Alfa y Omega
Nueve años y cinco millones de abortos después de la aprobación de la ley del aborto en Italia, el entonces cardenal Ratzinger se rebelaba contra los que decían que ése era ya un debate cerrado y, a fin de cuentas, a nadie se le obligaba a abortar...
El 19 de diciembre de 1987, participaba en un congreso sobre El derecho a la vida en Europa, y recordaba esta lapidaria frase del Evangelio: «Lo que hagáis al más pequeño de éstos mis hermanos, a Mí me lo hacéis».
El diario Avvenire ha recogido lo esencial de aquella intervención:
A una amplia opinión pública de bienpensantes le puede parecer exagerado e inoportuno, es más, fastidioso, replantear una cuestión decisiva, el problema del respeto por la vida apenas concebida y todavía no nacida. Después de hirientes debates coexistentes sobre la legislación del aborto (que se han sucedido en los últimos quince años en todos los países occidentales), ¿no se debería considerar ya resuelto el problema y evitar el volver a abrir contraposiciones ideológicas ya superadas? ¿Por qué no resignarse a considerar que se ha perdido la batalla y dedicar nuestras energías a iniciativas que puedan contar con el favor de un gran consenso social?
Si nos quedáramos en la superficie de las cosas, se podría estar convencido de que, en el fondo, la legalización del aborto, ha cambiado poco nuestra vida privada y la vida de nuestra sociedad. En el fondo, todo parece continuar exactamente como al principio. Cada uno puede regirse según su conciencia: quien no quiera abortar, no está obligado a hacerlo. Quien lo hace con la aprobación de una ley así se dice quizás lo haría de todos modos.
Todo se consuma en el silencio de un quirófano, que al menos garantice condiciones de una cierta seguridad en la intervención. El feto que no verá nunca la luz es como si nunca hubiera existido. ¿Quién se da cuenta? ¿Por qué continuar hablando de este drama? ¿No sería mejor dejarlo sepultado en el silencio de la conciencia de los protagonistas?

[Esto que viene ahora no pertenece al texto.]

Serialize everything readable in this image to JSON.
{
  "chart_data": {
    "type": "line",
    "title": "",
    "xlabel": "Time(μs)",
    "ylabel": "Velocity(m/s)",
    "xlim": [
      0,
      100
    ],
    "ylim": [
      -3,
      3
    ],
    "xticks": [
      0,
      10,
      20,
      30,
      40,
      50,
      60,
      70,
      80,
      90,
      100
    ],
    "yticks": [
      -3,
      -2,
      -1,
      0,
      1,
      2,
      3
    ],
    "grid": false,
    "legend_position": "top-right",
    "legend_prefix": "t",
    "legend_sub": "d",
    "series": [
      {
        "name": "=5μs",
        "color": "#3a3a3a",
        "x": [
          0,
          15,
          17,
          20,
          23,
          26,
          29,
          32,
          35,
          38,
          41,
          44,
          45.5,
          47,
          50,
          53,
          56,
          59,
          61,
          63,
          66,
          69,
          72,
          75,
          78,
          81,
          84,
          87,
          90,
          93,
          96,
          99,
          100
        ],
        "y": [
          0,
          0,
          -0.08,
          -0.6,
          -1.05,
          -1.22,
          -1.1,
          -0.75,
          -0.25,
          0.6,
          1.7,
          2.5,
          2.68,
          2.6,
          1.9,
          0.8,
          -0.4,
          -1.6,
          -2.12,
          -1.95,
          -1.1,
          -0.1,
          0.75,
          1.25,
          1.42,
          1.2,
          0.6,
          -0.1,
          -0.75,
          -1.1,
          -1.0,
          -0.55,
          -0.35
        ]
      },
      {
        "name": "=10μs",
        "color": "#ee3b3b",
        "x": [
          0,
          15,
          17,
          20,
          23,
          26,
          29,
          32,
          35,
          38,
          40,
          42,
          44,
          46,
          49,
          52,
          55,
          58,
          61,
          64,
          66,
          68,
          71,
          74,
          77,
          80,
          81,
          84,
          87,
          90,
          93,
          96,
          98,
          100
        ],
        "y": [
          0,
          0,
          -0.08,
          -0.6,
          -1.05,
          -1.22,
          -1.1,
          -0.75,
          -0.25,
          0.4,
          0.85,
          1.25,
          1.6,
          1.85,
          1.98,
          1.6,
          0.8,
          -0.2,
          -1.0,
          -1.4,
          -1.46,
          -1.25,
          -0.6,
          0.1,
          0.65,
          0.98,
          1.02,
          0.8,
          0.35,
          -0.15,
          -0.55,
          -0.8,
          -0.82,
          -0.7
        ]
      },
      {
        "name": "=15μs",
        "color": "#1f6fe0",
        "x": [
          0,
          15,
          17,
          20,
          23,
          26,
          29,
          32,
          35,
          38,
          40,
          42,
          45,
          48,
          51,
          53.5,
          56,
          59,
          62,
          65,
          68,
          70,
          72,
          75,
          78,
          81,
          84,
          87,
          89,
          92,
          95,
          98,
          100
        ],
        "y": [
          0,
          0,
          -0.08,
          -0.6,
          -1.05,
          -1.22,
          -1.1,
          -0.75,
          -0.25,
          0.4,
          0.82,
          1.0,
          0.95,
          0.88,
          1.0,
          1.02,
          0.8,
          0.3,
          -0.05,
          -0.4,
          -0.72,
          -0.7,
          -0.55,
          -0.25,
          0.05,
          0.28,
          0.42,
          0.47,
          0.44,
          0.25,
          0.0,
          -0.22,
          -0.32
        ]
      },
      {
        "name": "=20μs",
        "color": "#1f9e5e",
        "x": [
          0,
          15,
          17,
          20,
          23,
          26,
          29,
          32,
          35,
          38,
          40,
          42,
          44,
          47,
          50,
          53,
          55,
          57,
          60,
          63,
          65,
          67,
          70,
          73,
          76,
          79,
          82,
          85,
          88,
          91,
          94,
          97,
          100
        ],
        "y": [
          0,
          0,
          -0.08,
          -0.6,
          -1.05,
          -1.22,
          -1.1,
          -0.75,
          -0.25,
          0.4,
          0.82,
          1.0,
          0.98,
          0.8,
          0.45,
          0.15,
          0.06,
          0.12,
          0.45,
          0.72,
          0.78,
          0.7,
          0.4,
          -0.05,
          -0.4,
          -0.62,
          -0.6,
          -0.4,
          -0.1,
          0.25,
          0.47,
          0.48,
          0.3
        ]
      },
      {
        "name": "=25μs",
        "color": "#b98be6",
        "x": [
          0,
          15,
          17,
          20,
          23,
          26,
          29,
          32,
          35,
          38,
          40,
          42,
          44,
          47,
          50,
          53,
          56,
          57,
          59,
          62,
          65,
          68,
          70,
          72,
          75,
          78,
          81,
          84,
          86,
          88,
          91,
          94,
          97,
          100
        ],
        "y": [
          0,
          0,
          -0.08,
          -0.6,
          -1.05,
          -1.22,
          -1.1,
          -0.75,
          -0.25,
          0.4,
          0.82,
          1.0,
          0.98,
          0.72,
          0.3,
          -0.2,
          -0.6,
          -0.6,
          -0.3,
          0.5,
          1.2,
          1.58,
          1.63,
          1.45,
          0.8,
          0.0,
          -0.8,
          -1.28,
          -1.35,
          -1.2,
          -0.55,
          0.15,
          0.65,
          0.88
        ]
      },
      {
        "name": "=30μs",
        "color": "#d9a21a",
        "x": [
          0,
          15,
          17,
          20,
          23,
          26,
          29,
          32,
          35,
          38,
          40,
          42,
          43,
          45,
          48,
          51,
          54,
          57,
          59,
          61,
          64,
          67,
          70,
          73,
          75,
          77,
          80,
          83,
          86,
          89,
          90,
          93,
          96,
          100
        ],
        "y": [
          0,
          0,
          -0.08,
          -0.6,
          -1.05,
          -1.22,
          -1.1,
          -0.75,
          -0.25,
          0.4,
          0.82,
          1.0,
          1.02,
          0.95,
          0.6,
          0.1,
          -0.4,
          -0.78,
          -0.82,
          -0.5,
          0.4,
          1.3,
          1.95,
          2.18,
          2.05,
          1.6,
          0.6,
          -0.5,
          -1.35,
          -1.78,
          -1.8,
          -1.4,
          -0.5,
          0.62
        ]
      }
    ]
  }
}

El reconocimiento de que la vida humana es sagrada e inviolable, sin ninguna excepción, no es un problema menor o una cuestión que pueda ser considerada relativa, dentro del pluralismo de las opiniones presentes en la sociedad moderna. El texto del Génesis orienta nuestra reflexión en un doble sentido, que bien corresponde a la doble dimensión de las preguntas del principio:
* No existen pequeños homicidios: el respeto a la vida humana es condición esencial para que sea posible una vida social digna de este nombre.
* Cuando, en su conciencia, el hombre pierde el respeto a la vida como realidad sagrada, inevitablemente termina por perder también su propia identidad.
En la introducción al libro del biólogo francés Jacques Testart L´oeuf transparent, el filósofo Michel Serres (aparentemente un no creyente), al afrontar la cuestión del respeto que se le debe al embrión humano, se interroga: «¿Quién es el hombre?» Revela que no hay respuestas unívocas y verdaderamente satisfactorias desde la filosofía y la cultura. Pero constata que, aun careciendo de una definición teórica precisa del hombre, sin embargo, en la vida concreta, sí sabemos muy bien lo que es el hombre.
Lo sabemos, sobre todo, cuando nos encontramos frente al que sufre, a quien es víctima del poder, a quien está indefenso y condenado a muerte: Ecce Homo. Sí, este no creyente vuelve a citar la frase de Pilatos, que tenía todo el poder, delante de Jesús, desnudo y flagelado, coronado de espinas y condenado a la muerte en cruz.
¿Quién es el hombre? Es el más débil e indefenso, aquel que no tiene ni poder ni voz para defenderse, aquel por delante del cual podemos pasar fingiendo no verlo; aquel al que podemos cerrar nuestro corazón y decir que nunca ha existido. Y así, espontáneamente, vuelve a la memoria otra página del Evangelio, que quería responder a una similar petición de definición: «¿Quién es mi prójimo?»
Sabemos que, para reconocer a nuestro prójimo, es necesario aceptar ser prójimos, es decir, pararse, apearse del caballo, acercarse a quien tiene necesidad, cuidar de él. «Lo que hagáis al más pequeño de estos mis hermanos, a Mí me lo hacéis».